Abstract In the mid-1930s, Fabian Ware and the other leading members of Britain’s Imperial War Graves Commission (IWGC) sought to strengthen relations with Nazi Germany. Their efforts are generally seen as another example of appeasement, misjudging Hitler in a search for international peace. This article, in contrast, places this relationship into a much longer history of wartime death and post-war remembrance. As was the case elsewhere, the IWGC, to the anger of some relatives of the deceased, chose not to repatriate the war dead buried in Germany, and instead concentrated them into four new British war cemeteries. This decision created a clear division between the treatment of the dead of the victors and those of the defeated. While the British and Empire dead in Germany were made more visible, Germany’s war dead buried in Britain remained in their original wartime graves and faded slowly from sight.
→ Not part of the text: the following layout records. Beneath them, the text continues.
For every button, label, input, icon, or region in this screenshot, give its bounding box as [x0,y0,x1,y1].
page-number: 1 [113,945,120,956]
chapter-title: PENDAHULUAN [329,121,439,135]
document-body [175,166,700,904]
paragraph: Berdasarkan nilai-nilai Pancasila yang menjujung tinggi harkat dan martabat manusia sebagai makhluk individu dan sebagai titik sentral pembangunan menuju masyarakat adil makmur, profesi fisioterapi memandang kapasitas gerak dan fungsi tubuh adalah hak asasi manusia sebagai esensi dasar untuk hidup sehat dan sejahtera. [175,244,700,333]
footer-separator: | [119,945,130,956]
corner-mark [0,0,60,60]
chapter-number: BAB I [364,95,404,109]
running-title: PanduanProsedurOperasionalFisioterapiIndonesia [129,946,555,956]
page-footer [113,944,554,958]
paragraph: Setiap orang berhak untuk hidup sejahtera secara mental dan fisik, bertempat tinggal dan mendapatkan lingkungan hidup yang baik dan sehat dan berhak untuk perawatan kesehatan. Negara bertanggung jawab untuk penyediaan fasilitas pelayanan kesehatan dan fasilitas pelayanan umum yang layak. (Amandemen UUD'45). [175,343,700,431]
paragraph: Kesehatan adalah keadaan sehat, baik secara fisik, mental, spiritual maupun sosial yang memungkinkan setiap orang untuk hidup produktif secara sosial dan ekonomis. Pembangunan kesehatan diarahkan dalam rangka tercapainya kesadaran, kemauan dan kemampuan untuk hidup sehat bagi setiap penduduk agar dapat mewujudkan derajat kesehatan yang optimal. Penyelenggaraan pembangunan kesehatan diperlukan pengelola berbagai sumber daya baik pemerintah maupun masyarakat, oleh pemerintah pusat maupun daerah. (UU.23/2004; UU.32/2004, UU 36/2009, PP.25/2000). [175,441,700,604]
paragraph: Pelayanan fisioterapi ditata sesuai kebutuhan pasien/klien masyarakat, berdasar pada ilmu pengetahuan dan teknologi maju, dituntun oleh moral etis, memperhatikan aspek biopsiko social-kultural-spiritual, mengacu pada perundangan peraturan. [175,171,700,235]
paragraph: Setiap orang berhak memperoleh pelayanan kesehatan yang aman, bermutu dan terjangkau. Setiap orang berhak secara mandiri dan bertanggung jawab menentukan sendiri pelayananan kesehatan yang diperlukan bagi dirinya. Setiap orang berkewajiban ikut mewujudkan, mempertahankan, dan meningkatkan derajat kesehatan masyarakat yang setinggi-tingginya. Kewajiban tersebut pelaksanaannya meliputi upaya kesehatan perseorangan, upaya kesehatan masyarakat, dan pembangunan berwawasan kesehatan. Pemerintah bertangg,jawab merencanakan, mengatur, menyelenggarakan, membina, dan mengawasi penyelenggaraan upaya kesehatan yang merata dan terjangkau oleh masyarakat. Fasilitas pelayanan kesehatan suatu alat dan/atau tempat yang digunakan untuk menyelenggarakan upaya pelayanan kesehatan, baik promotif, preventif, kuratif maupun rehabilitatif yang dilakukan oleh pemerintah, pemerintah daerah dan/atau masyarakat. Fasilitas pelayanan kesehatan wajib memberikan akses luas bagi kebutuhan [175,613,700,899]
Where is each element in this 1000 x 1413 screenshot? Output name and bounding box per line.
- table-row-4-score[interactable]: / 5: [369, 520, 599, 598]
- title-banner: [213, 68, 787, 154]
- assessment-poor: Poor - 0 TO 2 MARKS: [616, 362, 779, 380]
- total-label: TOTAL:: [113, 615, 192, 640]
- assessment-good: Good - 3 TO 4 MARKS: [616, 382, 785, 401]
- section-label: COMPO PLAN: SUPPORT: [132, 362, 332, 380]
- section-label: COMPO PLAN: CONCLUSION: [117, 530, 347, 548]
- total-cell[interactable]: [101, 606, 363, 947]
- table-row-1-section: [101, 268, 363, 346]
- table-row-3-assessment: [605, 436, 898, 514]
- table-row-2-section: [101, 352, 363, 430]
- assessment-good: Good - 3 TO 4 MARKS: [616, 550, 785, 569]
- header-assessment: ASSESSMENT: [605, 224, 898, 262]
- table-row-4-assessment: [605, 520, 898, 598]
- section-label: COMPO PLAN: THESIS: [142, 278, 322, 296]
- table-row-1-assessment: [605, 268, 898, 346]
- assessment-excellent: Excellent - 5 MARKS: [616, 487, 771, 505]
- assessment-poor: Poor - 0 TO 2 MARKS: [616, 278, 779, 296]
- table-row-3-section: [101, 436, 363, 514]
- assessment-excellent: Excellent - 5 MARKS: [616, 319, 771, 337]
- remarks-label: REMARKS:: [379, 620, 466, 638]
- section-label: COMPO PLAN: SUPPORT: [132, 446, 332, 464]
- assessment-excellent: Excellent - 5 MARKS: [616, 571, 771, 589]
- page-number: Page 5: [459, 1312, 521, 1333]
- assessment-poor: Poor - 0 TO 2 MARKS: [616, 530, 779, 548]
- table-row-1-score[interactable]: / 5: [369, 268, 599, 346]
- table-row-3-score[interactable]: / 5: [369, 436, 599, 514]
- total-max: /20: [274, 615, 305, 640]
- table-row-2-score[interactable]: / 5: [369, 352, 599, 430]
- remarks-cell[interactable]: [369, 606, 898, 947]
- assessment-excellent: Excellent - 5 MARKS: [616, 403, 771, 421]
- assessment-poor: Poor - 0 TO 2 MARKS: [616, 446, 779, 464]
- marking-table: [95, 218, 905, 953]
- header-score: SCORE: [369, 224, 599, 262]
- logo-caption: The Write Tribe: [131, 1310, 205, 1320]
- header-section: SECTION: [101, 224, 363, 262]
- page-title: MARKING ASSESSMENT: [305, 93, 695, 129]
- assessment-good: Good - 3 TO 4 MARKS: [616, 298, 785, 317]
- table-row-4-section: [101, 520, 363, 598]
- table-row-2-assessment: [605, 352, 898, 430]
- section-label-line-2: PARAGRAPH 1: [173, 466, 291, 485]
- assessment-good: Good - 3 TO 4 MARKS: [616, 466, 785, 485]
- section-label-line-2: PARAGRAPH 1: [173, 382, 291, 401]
When Hitler rose to power, the IWGC was suddenly forced to confront these disparities, particularly as Nazis in both Britain and Germany used the war graves to rally support. This article argues that the IWGC started to negotiate with the Nazi regime not to broker peace but purely to defend the cemeteries that it had placed on German soil. However, with Britain and Germany having competing narratives of war and defeat, these discussions were always doomed to fail.
与死亡共舞:帝国战争坟墓委员会和纳粹德国
20世纪30年代中期,法比安·韦尔(Fabian Ware)和英国帝国战争坟墓委员会(Imperial War Graves Commission, IWGC)的其他主要成员试图加强与纳粹德国的关系。他们的努力通常被视为绥靖政策的另一个例子,在寻求国际和平的过程中错误地判断了希特勒。相比之下,本文将这种关系置于一个更长的战争死亡和战后纪念的历史中。与其他地方的情况一样,IWGC让一些死者亲属感到愤怒,他们选择不将埋葬在德国的战争死者遣返回国,而是将他们集中在四个新的英国战争墓地。这一决定在对待战胜国和战败国的死者方面造成了明显的分歧。虽然在德国死去的英国人和帝国的人越来越显眼,但在英国埋葬的德国战争死者仍然在他们原来的战时坟墓里,慢慢地从人们的视线中消失了。当希特勒上台后,IWGC突然被迫面对这些差异,特别是当英国和德国的纳粹利用战争坟墓来争取支持时。这篇文章认为,IWGC开始与纳粹政权谈判不是为了促成和平,而纯粹是为了保护它在德国土地上的墓地。然而,由于英国和德国对战争和失败的叙述相互矛盾,这些讨论总是注定要失败。
本文章由计算机程序翻译,如有差异,请以英文原文为准。